The Olympics are arguably one of the most well managed and monetized branded civic experiences worldwide. However, during a recent trip to France’s capital we saw that serving up branded experiences is taking place in some surprising corners of the city.
For example, we were stunned to see l’Assemblée Nationale runs its own boutique – for perspective, this would be akin to a Congress -branded gift shop on Pennsylvania Ave. (truly hard to imagine). The items for sale are also unexpected: from dish towels and toys to mugs with bipartisan messages like Soif de Liberté (Thirst for Freedom) or Votez Pour Moi (Vote For Me). Most carry the red, white, and blue colors of the French flag and an icon representing the Assemblée façade.
A short walk from l’Assemblée and its store are the Tuileries Garden and the Louvre Museum. Both are wonderful civic experiences onto themselves but the real discovery was the Carousel de Louvre, an underground shopping mall next to the Louvre Museum, and more specifically its public restrooms.
PointWC, which runs les toilettes, has found a way to turn the public restroom experience into both a shopping experience (six roles of colored toilet paper for 9.90 Euros) and a designed experience (installations of beautifully arranged colorful toilet paper rolls). We’re waiting for the collaboration with Pantone!

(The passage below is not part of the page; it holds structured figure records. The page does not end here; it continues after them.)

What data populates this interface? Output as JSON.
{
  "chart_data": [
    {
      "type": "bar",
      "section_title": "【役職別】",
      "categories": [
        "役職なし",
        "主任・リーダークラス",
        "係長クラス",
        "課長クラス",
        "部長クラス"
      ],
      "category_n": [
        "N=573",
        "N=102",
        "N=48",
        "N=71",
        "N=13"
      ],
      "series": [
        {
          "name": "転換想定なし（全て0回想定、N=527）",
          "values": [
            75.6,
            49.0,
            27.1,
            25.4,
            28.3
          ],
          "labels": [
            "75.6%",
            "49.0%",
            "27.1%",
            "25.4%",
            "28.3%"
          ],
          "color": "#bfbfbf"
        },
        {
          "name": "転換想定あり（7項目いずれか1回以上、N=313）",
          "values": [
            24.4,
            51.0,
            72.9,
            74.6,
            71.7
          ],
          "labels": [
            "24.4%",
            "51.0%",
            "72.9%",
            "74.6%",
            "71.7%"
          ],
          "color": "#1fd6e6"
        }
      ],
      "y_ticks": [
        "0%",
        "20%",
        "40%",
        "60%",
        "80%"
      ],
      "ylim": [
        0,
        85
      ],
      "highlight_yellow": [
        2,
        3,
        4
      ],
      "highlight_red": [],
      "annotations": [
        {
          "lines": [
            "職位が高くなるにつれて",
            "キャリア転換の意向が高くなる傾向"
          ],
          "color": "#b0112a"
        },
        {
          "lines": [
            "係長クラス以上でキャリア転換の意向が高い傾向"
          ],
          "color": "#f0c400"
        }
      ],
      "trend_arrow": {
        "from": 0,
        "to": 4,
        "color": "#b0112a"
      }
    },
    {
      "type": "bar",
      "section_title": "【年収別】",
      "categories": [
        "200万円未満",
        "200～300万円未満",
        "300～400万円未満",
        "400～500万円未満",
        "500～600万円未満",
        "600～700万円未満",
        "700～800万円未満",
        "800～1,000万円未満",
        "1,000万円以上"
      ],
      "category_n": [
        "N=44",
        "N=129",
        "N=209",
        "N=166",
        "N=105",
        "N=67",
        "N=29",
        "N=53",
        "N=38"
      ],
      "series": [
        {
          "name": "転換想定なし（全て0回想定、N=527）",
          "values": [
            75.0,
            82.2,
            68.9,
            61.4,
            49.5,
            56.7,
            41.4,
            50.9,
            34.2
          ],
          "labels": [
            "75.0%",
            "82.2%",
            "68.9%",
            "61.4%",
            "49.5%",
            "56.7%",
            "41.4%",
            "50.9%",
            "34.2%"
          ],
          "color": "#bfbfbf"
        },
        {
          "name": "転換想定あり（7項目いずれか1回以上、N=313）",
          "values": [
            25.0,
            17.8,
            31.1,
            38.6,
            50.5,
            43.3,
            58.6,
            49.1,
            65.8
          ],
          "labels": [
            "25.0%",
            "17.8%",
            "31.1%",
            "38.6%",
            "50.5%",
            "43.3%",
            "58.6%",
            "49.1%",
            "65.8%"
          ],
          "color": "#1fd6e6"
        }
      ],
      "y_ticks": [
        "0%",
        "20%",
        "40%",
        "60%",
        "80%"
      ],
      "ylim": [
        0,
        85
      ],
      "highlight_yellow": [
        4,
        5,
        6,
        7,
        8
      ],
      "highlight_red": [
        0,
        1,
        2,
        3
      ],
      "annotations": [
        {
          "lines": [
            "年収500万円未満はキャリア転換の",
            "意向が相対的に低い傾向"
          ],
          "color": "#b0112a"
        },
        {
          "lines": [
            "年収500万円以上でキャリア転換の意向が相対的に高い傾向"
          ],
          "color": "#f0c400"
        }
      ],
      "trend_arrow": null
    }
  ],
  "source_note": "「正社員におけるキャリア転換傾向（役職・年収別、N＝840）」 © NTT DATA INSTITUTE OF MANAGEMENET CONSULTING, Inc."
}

Finally, the Cathédrale Notre-Dame, the grande dame of civic experiences, forced the city to reconsider its presentation after a fire destroyed a good part of the beloved landmark in 2019. When it became evident that the cathedral couldn’t be returned to its full glory in time for the Olympics, officials turned to tactics typically employed by brands – construction enclosures as storytelling opportunity and elevation of craftsmanship, a viewing platform to observe the work and take pictures of progress to post, and an immersive VR experience that also serves as a fundraiser.
While new categories emerge constantly and D2C, B2C and B2B marketing is becoming increasingly blended, the augmentation of the civic experience still provides so much opportunity as well as a common physical canvas in an age of digital fragmentation. Here you can amuse and entertain, provoke dialogue, increase engagement, or educate the body politic with or without an Olympic moment.